This work addresses the security risks posed by bidirectional data flows in the Model Context Protocol (MCP), which connects large language models to external tools—a threat poorly handled by existing analysis tools. The paper introduces MCP-BiFlow, the first framework to systematically model bidirectional vulnerabilities in MCP. It enables static detection of unsafe data flows on both request and response sides through protocol-aware entry-point recovery, customized taint propagation rules, and path-sensitive interprocedural analysis. Evaluated on 32 known vulnerabilities, MCP-BiFlow achieves a recall rate of 93.8% (30 out of 32), substantially outperforming mainstream tools such as CodeQL. Furthermore, it uncovers 118 confirmed vulnerable paths across 15,452 real-world repositories, demonstrating the widespread prevalence of such risks.
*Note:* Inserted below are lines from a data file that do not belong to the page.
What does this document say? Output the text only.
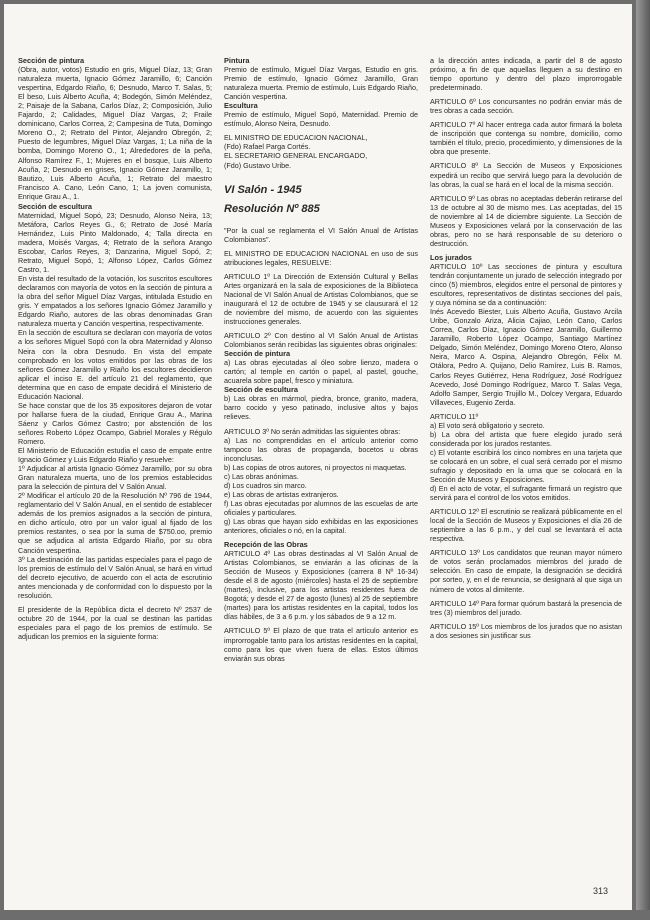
Sección de pintura

(Obra, autor, votos) Estudio en gris, Miguel Díaz, 13; Gran naturaleza muerta, Ignacio Gómez Jaramillo, 6; Canción vespertina, Edgardo Riaño, 6; Desnudo, Marco T. Salas, 5; El beso, Luis Alberto Acuña, 4; Bodegón, Simón Meléndez, 2; Paisaje de la Sabana, Carlos Díaz, 2; Composición, Julio Fajardo, 2; Calidades, Miguel Díaz Vargas, 2; Fraile dominicano, Carlos Correa, 2; Campesina de Tuta, Domingo Moreno O., 2; Retrato del Pintor, Alejandro Obregón, 2; Puesto de legumbres, Miguel Díaz Vargas, 1; La niña de la bomba, Domingo Moreno O., 1; Alrededores de la peña, Alfonso Ramírez F., 1; Mujeres en el bosque, Luis Alberto Acuña, 2; Desnudo en grises, Ignacio Gómez Jaramillo, 1; Bautizo, Luis Alberto Acuña, 1; Retrato del maestro Francisco A. Cano, León Cano, 1; La joven comunista, Enrique Grau A., 1.

Sección de escultura

Maternidad, Miguel Sopó, 23; Desnudo, Alonso Neira, 13; Metáfora, Carlos Reyes G., 6; Retrato de José María Hernández, Luis Pinto Maldonado, 4; Talla directa en madera, Moisés Vargas, 4; Retrato de la señora Arango Escobar, Carlos Reyes, 3; Danzarina, Miguel Sopó, 2; Retrato, Miguel Sopó, 1; Alfonso López, Carlos Gómez Castro, 1.

En vista del resultado de la votación, los suscritos escultores declaramos con mayoría de votos en la sección de pintura a la obra del señor Miguel Díaz Vargas, intitulada Estudio en gris. Y empatados a los señores Ignacio Gómez Jaramillo y Edgardo Riaño, autores de las obras denominadas Gran naturaleza muerta y Canción vespertina, respectivamente.

En la sección de escultura se declaran con mayoría de votos a los señores Miguel Sopó con la obra Maternidad y Alonso Neira con la obra Desnudo. En vista del empate comprobado en los votos emitidos por las obras de los señores Gómez Jaramillo y Riaño los escultores decidieron aplicar el inciso E. del artículo 21 del reglamento, que determina que en caso de empate decidirá el Ministerio de Educación Nacional.

Se hace constar que de los 35 expositores dejaron de votar por hallarse fuera de la ciudad, Enrique Grau A., Marina Sáenz y Carlos Gómez Castro; por abstención de los señores Roberto López Ocampo, Gabriel Morales y Régulo Romero.

El Ministerio de Educación estudia el caso de empate entre Ignacio Gómez y Luis Edgardo Riaño y resuelve:

1º Adjudicar al artista Ignacio Gómez Jaramillo, por su obra Gran naturaleza muerta, uno de los premios establecidos para la selección de pintura del V Salón Anual.

2º Modificar el artículo 20 de la Resolución Nº 796 de 1944, reglamentario del V Salón Anual, en el sentido de establecer además de los premios asignados a la sección de pintura, en dicho artículo, otro por un valor igual al fijado de los premios restantes, o sea por la suma de $750.oo, premio que se adjudica al artista Edgardo Riaño, por su obra Canción vespertina.

3º La destinación de las partidas especiales para el pago de los premios de estímulo del V Salón Anual, se hará en virtud del decreto ejecutivo, de acuerdo con el acta de escrutinio antes mencionada y de conformidad con lo dispuesto por la resolución.

El presidente de la República dicta el decreto Nº 2537 de octubre 20 de 1944, por la cual se destinan las partidas especiales para el pago de los premios de estímulo. Se adjudican los premios en la siguiente forma:

Pintura

Premio de estímulo, Miguel Díaz Vargas, Estudio en gris. Premio de estímulo, Ignacio Gómez Jaramillo, Gran naturaleza muerta. Premio de estímulo, Luis Edgardo Riaño, Canción vespertina.

Escultura

Premio de estímulo, Miguel Sopó, Maternidad. Premio de estímulo, Alonso Neira, Desnudo.

EL MINISTRO DE EDUCACION NACIONAL,
(Fdo) Rafael Parga Cortés.
EL SECRETARIO GENERAL ENCARGADO,
(Fdo) Gustavo Uribe.
VI Salón - 1945
Resolución Nº 885

"Por la cual se reglamenta el VI Salón Anual de Artistas Colombianos".

EL MINISTRO DE EDUCACION NACIONAL en uso de sus atribuciones legales, RESUELVE:

ARTICULO 1º La Dirección de Extensión Cultural y Bellas Artes organizará en la sala de exposiciones de la Biblioteca Nacional de VI Salón Anual de Artistas Colombianos, que se inaugurará el 12 de octubre de 1945 y se clausurará el 12 de noviembre del mismo, de acuerdo con las siguientes instrucciones generales.

ARTICULO 2º Con destino al VI Salón Anual de Artistas Colombianos serán recibidas las siguientes obras originales:

Sección de pintura

a) Las obras ejecutadas al óleo sobre lienzo, madera o cartón; al temple en cartón o papel, al pastel, gouche, acuarela sobre papel, fresco y miniatura.

Sección de escultura

b) Las obras en mármol, piedra, bronce, granito, madera, barro cocido y yeso patinado, inclusive altos y bajos relieves.

ARTICULO 3º No serán admitidas las siguientes obras:

a) Las no comprendidas en el artículo anterior como tampoco las obras de propaganda, bocetos u obras inconclusas.

b) Las copias de otros autores, ni proyectos ni maquetas.

c) Las obras anónimas.

d) Los cuadros sin marco.

e) Las obras de artistas extranjeros.

f) Las obras ejecutadas por alumnos de las escuelas de arte oficiales y particulares.

g) Las obras que hayan sido exhibidas en las exposiciones anteriores, oficiales o nó, en la capital.

Recepción de las Obras

ARTICULO 4º Las obras destinadas al VI Salón Anual de Artistas Colombianos, se enviarán a las oficinas de la Sección de Museos y Exposiciones (carrera 8 Nº 16-34) desde el 8 de agosto (miércoles) hasta el 25 de septiembre (martes), inclusive, para los artistas residentes fuera de Bogotá; y desde el 27 de agosto (lunes) al 25 de septiembre (martes) para los artistas residentes en la capital, todos los días hábiles, de 3 a 6 p.m. y los sábados de 9 a 12 m.

ARTICULO 5º El plazo de que trata el artículo anterior es improrrogable tanto para los artistas residentes en la capital, como para los que viven fuera de ellas. Estos últimos enviarán sus obras

a la dirección antes indicada, a partir del 8 de agosto próximo, a fin de que aquellas lleguen a su destino en tiempo oportuno y dentro del plazo improrrogable predeterminado.

ARTICULO 6º Los concursantes no podrán enviar más de tres obras a cada sección.

ARTICULO 7º Al hacer entrega cada autor firmará la boleta de inscripción que contenga su nombre, domicilio, como también el título, precio, procedimiento, y dimensiones de la obra que presente.

ARTICULO 8º La Sección de Museos y Exposiciones expedirá un recibo que servirá luego para la devolución de las obras, la cual se hará en el local de la misma sección.

ARTICULO 9º Las obras no aceptadas deberán retirarse del 13 de octubre al 30 de mismo mes. Las aceptadas, del 15 de noviembre al 14 de diciembre siguiente. La Sección de Museos y Exposiciones velará por la conservación de las obras, pero no se hará responsable de su deterioro o destrucción.

Los jurados

ARTICULO 10º Las secciones de pintura y escultura tendrán conjuntamente un jurado de selección integrado por cinco (5) miembros, elegidos entre el personal de pintores y escultores, representativos de distintas secciones del país, y cuya nómina se da a continuación:

Inés Acevedo Biester, Luis Alberto Acuña, Gustavo Arcila Uribe, Gonzalo Ariza, Alicia Cajiao, León Cano, Carlos Correa, Carlos Díaz, Ignacio Gómez Jaramillo, Guillermo Jaramillo, Roberto López Ocampo, Santiago Martínez Delgado, Simón Meléndez, Domingo Moreno Otero, Alonso Neira, Marco A. Ospina, Alejandro Obregón, Félix M. Otálora, Pedro A. Quijano, Delio Ramírez, Luis B. Ramos, Carlos Reyes Gutiérrez, Hena Rodríguez, José Rodríguez Acevedo, José Domingo Rodríguez, Marco T. Salas Vega, Adolfo Samper, Sergio Trujillo M., Dolcey Vergara, Eduardo Villaveces, Eugenio Zerda.

ARTICULO 11º

a) El voto será obligatorio y secreto.

b) La obra del artista que fuere elegido jurado será considerada por los jurados restantes.

c) El votante escribirá los cinco nombres en una tarjeta que se colocará en un sobre, el cual será cerrado por el mismo sufragio y depositado en la urna que se colocará en la Sección de Museos y Exposiciones.

d) En el acto de votar, el sufragante firmará un registro que servirá para el control de los votos emitidos.

ARTICULO 12º El escrutinio se realizará públicamente en el local de la Sección de Museos y Exposiciones el día 26 de septiembre a las 6 p.m., y del cual se levantará el acta respectiva.

ARTICULO 13º Los candidatos que reunan mayor número de votos serán proclamados miembros del jurado de selección. En caso de empate, la designación se decidirá por sorteo, y, en el de renuncia, se designará al que siga un número de votos al dimitente.

ARTICULO 14º Para formar quórum bastará la presencia de tres (3) miembros del jurado.

ARTICULO 15º Los miembros de los jurados que no asistan a dos sesiones sin justificar sus

313
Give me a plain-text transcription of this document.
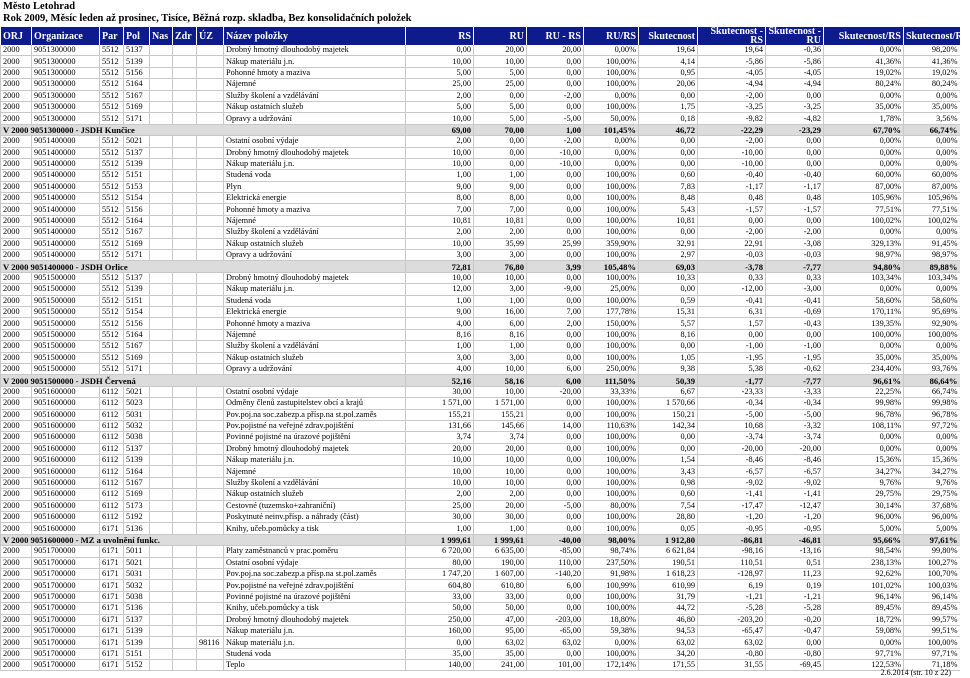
Město Letohrad
Rok 2009, Měsíc leden až prosinec, Tisíce, Běžná rozp. skladba, Bez konsolidačních položek
ORJ	Organizace	Par	Pol	Nas	Zdr	ÚZ	Název položky	RS	RU	RU - RS	RU/RS	Skutecnost	Skutecnost - RS	Skutecnost - RU	Skutecnost/RS	Skutecnost/RU
2000	9051300000	5512	5137				Drobný hmotný dlouhodobý majetek	0,00	20,00	20,00	0,00%	19,64	19,64	-0,36	0,00%	98,20%
2000	9051300000	5512	5139				Nákup materiálu j.n.	10,00	10,00	0,00	100,00%	4,14	-5,86	-5,86	41,36%	41,36%
2000	9051300000	5512	5156				Pohonné hmoty a maziva	5,00	5,00	0,00	100,00%	0,95	-4,05	-4,05	19,02%	19,02%
2000	9051300000	5512	5164				Nájemné	25,00	25,00	0,00	100,00%	20,06	-4,94	-4,94	80,24%	80,24%
2000	9051300000	5512	5167				Služby školení a vzdělávání	2,00	0,00	-2,00	0,00%	0,00	-2,00	0,00	0,00%	0,00%
2000	9051300000	5512	5169				Nákup ostatních služeb	5,00	5,00	0,00	100,00%	1,75	-3,25	-3,25	35,00%	35,00%
2000	9051300000	5512	5171				Opravy a udržování	10,00	5,00	-5,00	50,00%	0,18	-9,82	-4,82	1,78%	3,56%
V 2000 9051300000 - JSDH Kunčice								69,00	70,00	1,00	101,45%	46,72	-22,29	-23,29	67,70%	66,74%
2000	9051400000	5512	5021				Ostatní osobní výdaje	2,00	0,00	-2,00	0,00%	0,00	-2,00	0,00	0,00%	0,00%
2000	9051400000	5512	5137				Drobný hmotný dlouhodobý majetek	10,00	0,00	-10,00	0,00%	0,00	-10,00	0,00	0,00%	0,00%
2000	9051400000	5512	5139				Nákup materiálu j.n.	10,00	0,00	-10,00	0,00%	0,00	-10,00	0,00	0,00%	0,00%
2000	9051400000	5512	5151				Studená voda	1,00	1,00	0,00	100,00%	0,60	-0,40	-0,40	60,00%	60,00%
2000	9051400000	5512	5153				Plyn	9,00	9,00	0,00	100,00%	7,83	-1,17	-1,17	87,00%	87,00%
2000	9051400000	5512	5154				Elektrická energie	8,00	8,00	0,00	100,00%	8,48	0,48	0,48	105,96%	105,96%
2000	9051400000	5512	5156				Pohonné hmoty a maziva	7,00	7,00	0,00	100,00%	5,43	-1,57	-1,57	77,51%	77,51%
2000	9051400000	5512	5164				Nájemné	10,81	10,81	0,00	100,00%	10,81	0,00	0,00	100,02%	100,02%
2000	9051400000	5512	5167				Služby školení a vzdělávání	2,00	2,00	0,00	100,00%	0,00	-2,00	-2,00	0,00%	0,00%
2000	9051400000	5512	5169				Nákup ostatních služeb	10,00	35,99	25,99	359,90%	32,91	22,91	-3,08	329,13%	91,45%
2000	9051400000	5512	5171				Opravy a udržování	3,00	3,00	0,00	100,00%	2,97	-0,03	-0,03	98,97%	98,97%
V 2000 9051400000 - JSDH Orlice								72,81	76,80	3,99	105,48%	69,03	-3,78	-7,77	94,80%	89,88%
2000	9051500000	5512	5137				Drobný hmotný dlouhodobý majetek	10,00	10,00	0,00	100,00%	10,33	0,33	0,33	103,34%	103,34%
2000	9051500000	5512	5139				Nákup materiálu j.n.	12,00	3,00	-9,00	25,00%	0,00	-12,00	-3,00	0,00%	0,00%
2000	9051500000	5512	5151				Studená voda	1,00	1,00	0,00	100,00%	0,59	-0,41	-0,41	58,60%	58,60%
2000	9051500000	5512	5154				Elektrická energie	9,00	16,00	7,00	177,78%	15,31	6,31	-0,69	170,11%	95,69%
2000	9051500000	5512	5156				Pohonné hmoty a maziva	4,00	6,00	2,00	150,00%	5,57	1,57	-0,43	139,35%	92,90%
2000	9051500000	5512	5164				Nájemné	8,16	8,16	0,00	100,00%	8,16	0,00	0,00	100,00%	100,00%
2000	9051500000	5512	5167				Služby školení a vzdělávání	1,00	1,00	0,00	100,00%	0,00	-1,00	-1,00	0,00%	0,00%
2000	9051500000	5512	5169				Nákup ostatních služeb	3,00	3,00	0,00	100,00%	1,05	-1,95	-1,95	35,00%	35,00%
2000	9051500000	5512	5171				Opravy a udržování	4,00	10,00	6,00	250,00%	9,38	5,38	-0,62	234,40%	93,76%
V 2000 9051500000 - JSDH Červená								52,16	58,16	6,00	111,50%	50,39	-1,77	-7,77	96,61%	86,64%
2000	9051600000	6112	5021				Ostatní osobní výdaje	30,00	10,00	-20,00	33,33%	6,67	-23,33	-3,33	22,25%	66,74%
2000	9051600000	6112	5023				Odměny členů zastupitelstev obcí a krajů	1 571,00	1 571,00	0,00	100,00%	1 570,66	-0,34	-0,34	99,98%	99,98%
2000	9051600000	6112	5031				Pov.poj.na soc.zabezp.a přísp.na st.pol.zaměs	155,21	155,21	0,00	100,00%	150,21	-5,00	-5,00	96,78%	96,78%
2000	9051600000	6112	5032				Pov.pojistné na veřejné zdrav.pojištění	131,66	145,66	14,00	110,63%	142,34	10,68	-3,32	108,11%	97,72%
2000	9051600000	6112	5038				Povinné pojistné na úrazové pojištění	3,74	3,74	0,00	100,00%	0,00	-3,74	-3,74	0,00%	0,00%
2000	9051600000	6112	5137				Drobný hmotný dlouhodobý majetek	20,00	20,00	0,00	100,00%	0,00	-20,00	-20,00	0,00%	0,00%
2000	9051600000	6112	5139				Nákup materiálu j.n.	10,00	10,00	0,00	100,00%	1,54	-8,46	-8,46	15,36%	15,36%
2000	9051600000	6112	5164				Nájemné	10,00	10,00	0,00	100,00%	3,43	-6,57	-6,57	34,27%	34,27%
2000	9051600000	6112	5167				Služby školení a vzdělávání	10,00	10,00	0,00	100,00%	0,98	-9,02	-9,02	9,76%	9,76%
2000	9051600000	6112	5169				Nákup ostatních služeb	2,00	2,00	0,00	100,00%	0,60	-1,41	-1,41	29,75%	29,75%
2000	9051600000	6112	5173				Cestovné (tuzemsko+zahraniční)	25,00	20,00	-5,00	80,00%	7,54	-17,47	-12,47	30,14%	37,68%
2000	9051600000	6112	5192				Poskytnuté neinv.přísp. a náhrady (část)	30,00	30,00	0,00	100,00%	28,80	-1,20	-1,20	96,00%	96,00%
2000	9051600000	6171	5136				Knihy, učeb.pomůcky a tisk	1,00	1,00	0,00	100,00%	0,05	-0,95	-0,95	5,00%	5,00%
V 2000 9051600000 - MZ a uvolnění funkc.								1 999,61	1 999,61	-40,00	98,00%	1 912,80	-86,81	-46,81	95,66%	97,61%
2000	9051700000	6171	5011				Platy zaměstnanců v prac.poměru	6 720,00	6 635,00	-85,00	98,74%	6 621,84	-98,16	-13,16	98,54%	99,80%
2000	9051700000	6171	5021				Ostatní osobní výdaje	80,00	190,00	110,00	237,50%	190,51	110,51	0,51	238,13%	100,27%
2000	9051700000	6171	5031				Pov.poj.na soc.zabezp.a přísp.na st.pol.zaměs	1 747,20	1 607,00	-140,20	91,98%	1 618,23	-128,97	11,23	92,62%	100,70%
2000	9051700000	6171	5032				Pov.pojistné na veřejné zdrav.pojištění	604,80	610,80	6,00	100,99%	610,99	6,19	0,19	101,02%	100,03%
2000	9051700000	6171	5038				Povinné pojistné na úrazové pojištění	33,00	33,00	0,00	100,00%	31,79	-1,21	-1,21	96,14%	96,14%
2000	9051700000	6171	5136				Knihy, učeb.pomůcky a tisk	50,00	50,00	0,00	100,00%	44,72	-5,28	-5,28	89,45%	89,45%
2000	9051700000	6171	5137				Drobný hmotný dlouhodobý majetek	250,00	47,00	-203,00	18,80%	46,80	-203,20	-0,20	18,72%	99,57%
2000	9051700000	6171	5139				Nákup materiálu j.n.	160,00	95,00	-65,00	59,38%	94,53	-65,47	-0,47	59,08%	99,51%
2000	9051700000	6171	5139			98116	Nákup materiálu j.n.	0,00	63,02	63,02	0,00%	63,02	63,02	0,00	0,00%	100,00%
2000	9051700000	6171	5151				Studená voda	35,00	35,00	0,00	100,00%	34,20	-0,80	-0,80	97,71%	97,71%
2000	9051700000	6171	5152				Teplo	140,00	241,00	101,00	172,14%	171,55	31,55	-69,45	122,53%	71,18%
2.6.2014 (str. 10 z 22)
Model Context Protocol (MCP) have quickly become the interface layer between LLM agents and external tools, yet they also introduce unsafe data flows that existing analyzers handle poorly. Vulnerabilities manifest in two directions: requester-controlled arguments may propagate to sensitive operations, while untrusted external or sensitive internal data may surface through MCP-visible outputs and subsequently influence host or model behavior. Accurate detection is complicated by the heterogeneous registration and dispatch patterns MCP servers employ, the need for MCP-specific taint semantics, and the fact that bugs often only materialize along complete tool-scoped execution paths. We present MCP-BiFlow, a bidirectional static analysis framework built around MCP-aware entrypoint recovery, protocol-specific taint modeling, and interprocedural propagation analysis. Against a benchmark of 32 confirmed MCP vulnerability cases, MCP-BiFlow identifies 30 (93.8% recall), substantially outperforming CodeQL, Semgrep, Snyk Code, and MCPScan. Across 15,452 real-world MCP server repositories, MCP-BiFlow surfaces 549 overlap-compressed candidate clusters; manual review confirms 118 vulnerability paths in 87 servers, establishing unsafe propagation as a recurring failure mode that resists detection without protocol-aware recovery of both request-side and return-side flows.